La méthode retenue mise par ailleurs sur la concertation. Dès la phase de diagnostic, le projet associe de nombreux acteurs. Les élus, les équipes pédagogiques et les services techniques travaillent ensemble. Les paysagistes, les parents et même les enfants participent aux réflexions. Cette implication collective assure des cours mieux pensées pour leurs usagers. Elle sensibilise aussi les plus jeunes aux enjeux du climat et de la nature en ville.
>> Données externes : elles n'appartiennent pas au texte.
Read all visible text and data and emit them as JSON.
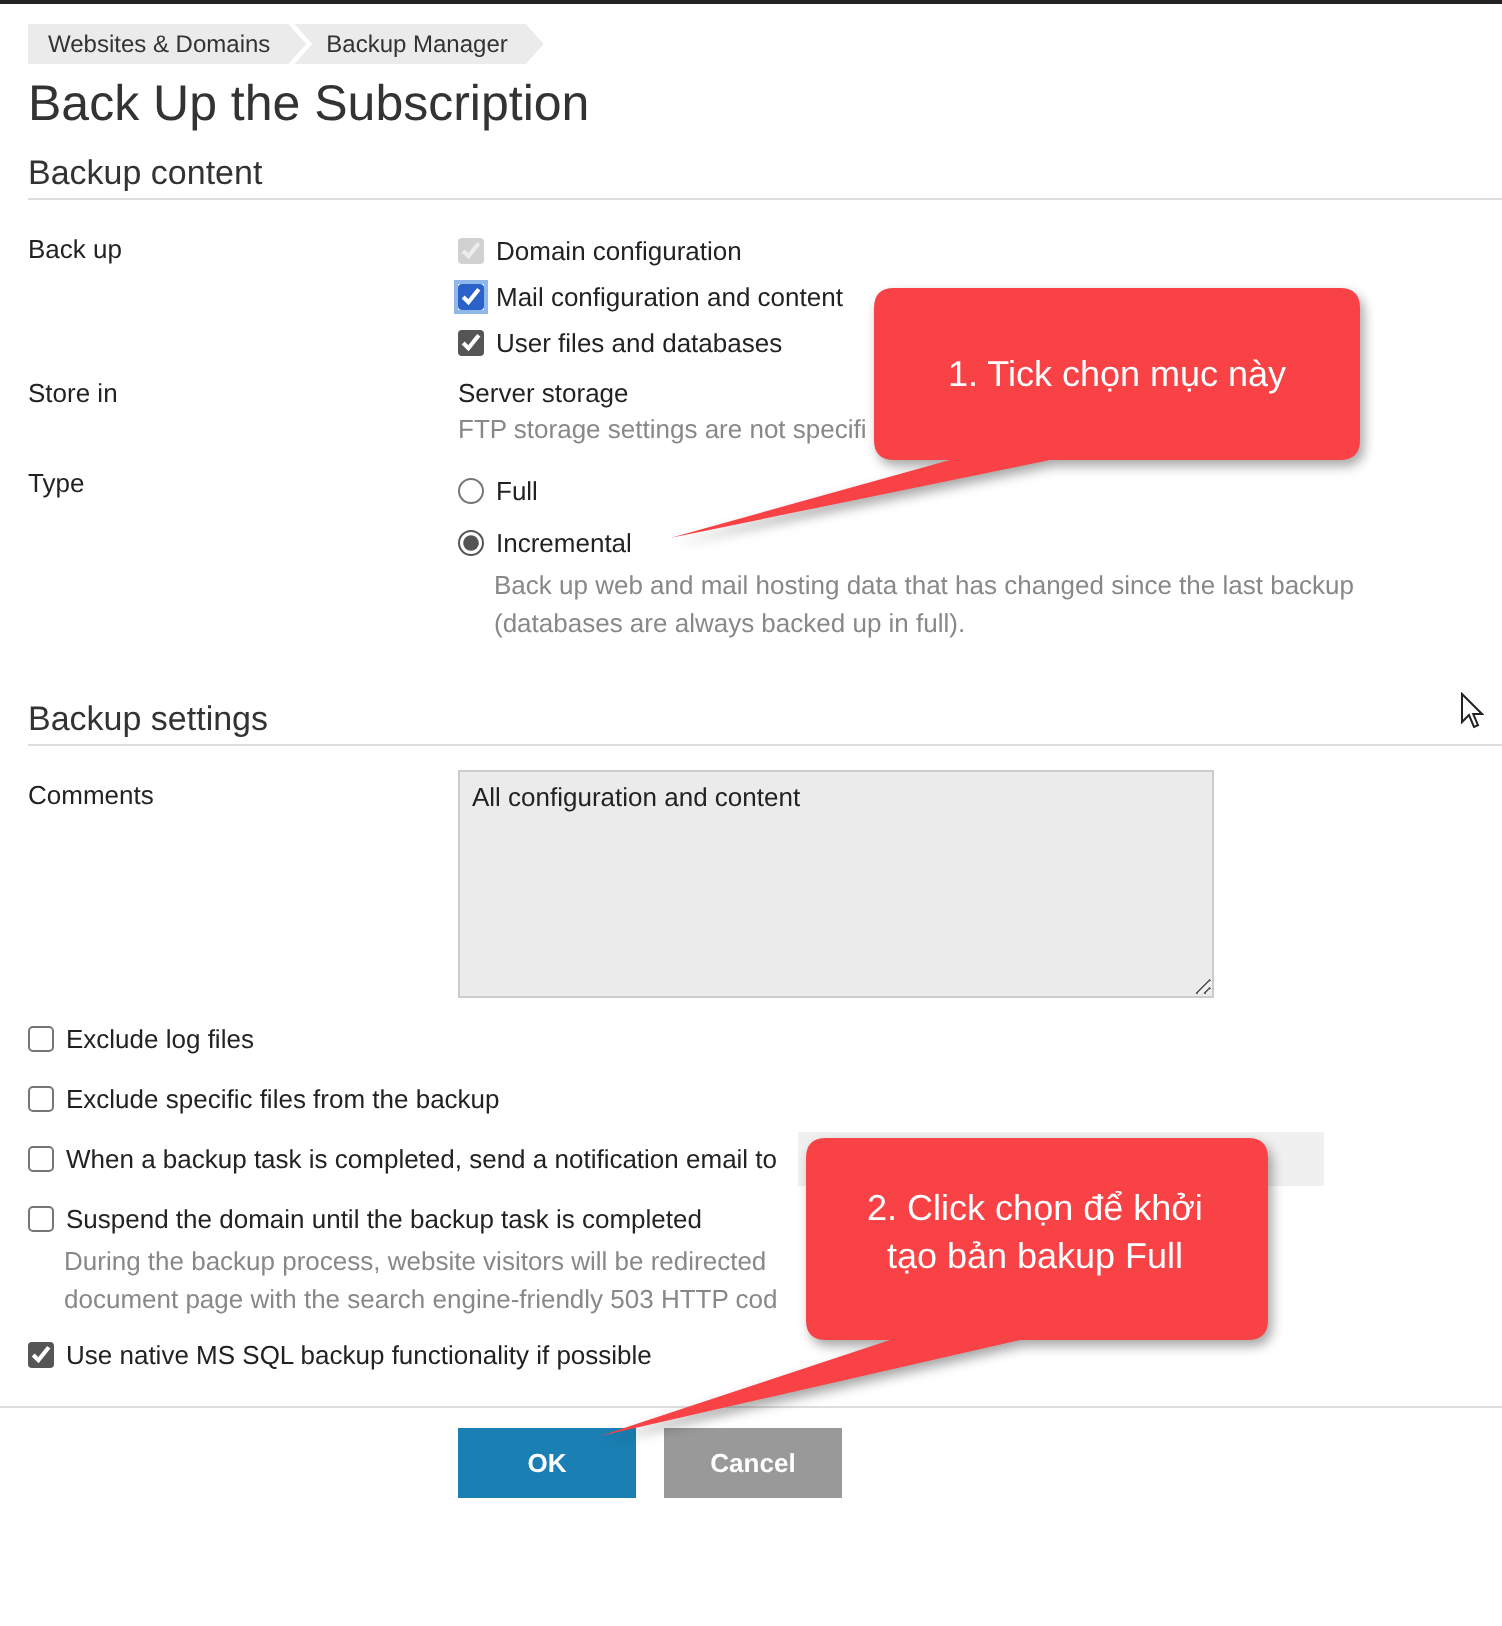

Pour lever les freins, la Métropole a choisi de soutenir financièrement les communes volontaires. Elle finance ainsi l’intégralité des études préalables aux travaux. De plus, elle propose un appui technique pour monter les dossiers de subvention. Ce travail s’effectue en partenariat avec l’Agence de l’eau et les collectivités régionales. Grâce à cet accompagnement, même les petites communes peuvent se lancer sans se retrouver seules face à la complexité.

Au fil des chantiers, ce plan dessine une nouvelle image de l’école. Les cours grises et brûlantes cèdent la place à des espaces plus frais et plus vivants. Pour les enfants, le changement se ressent chaque jour, dès les premières chaleurs. Pour le territoire, il s’agit d’un investissement durable face au dérèglement climatique. Petit à petit, la ville de demain se prépare dans la cour de récréation.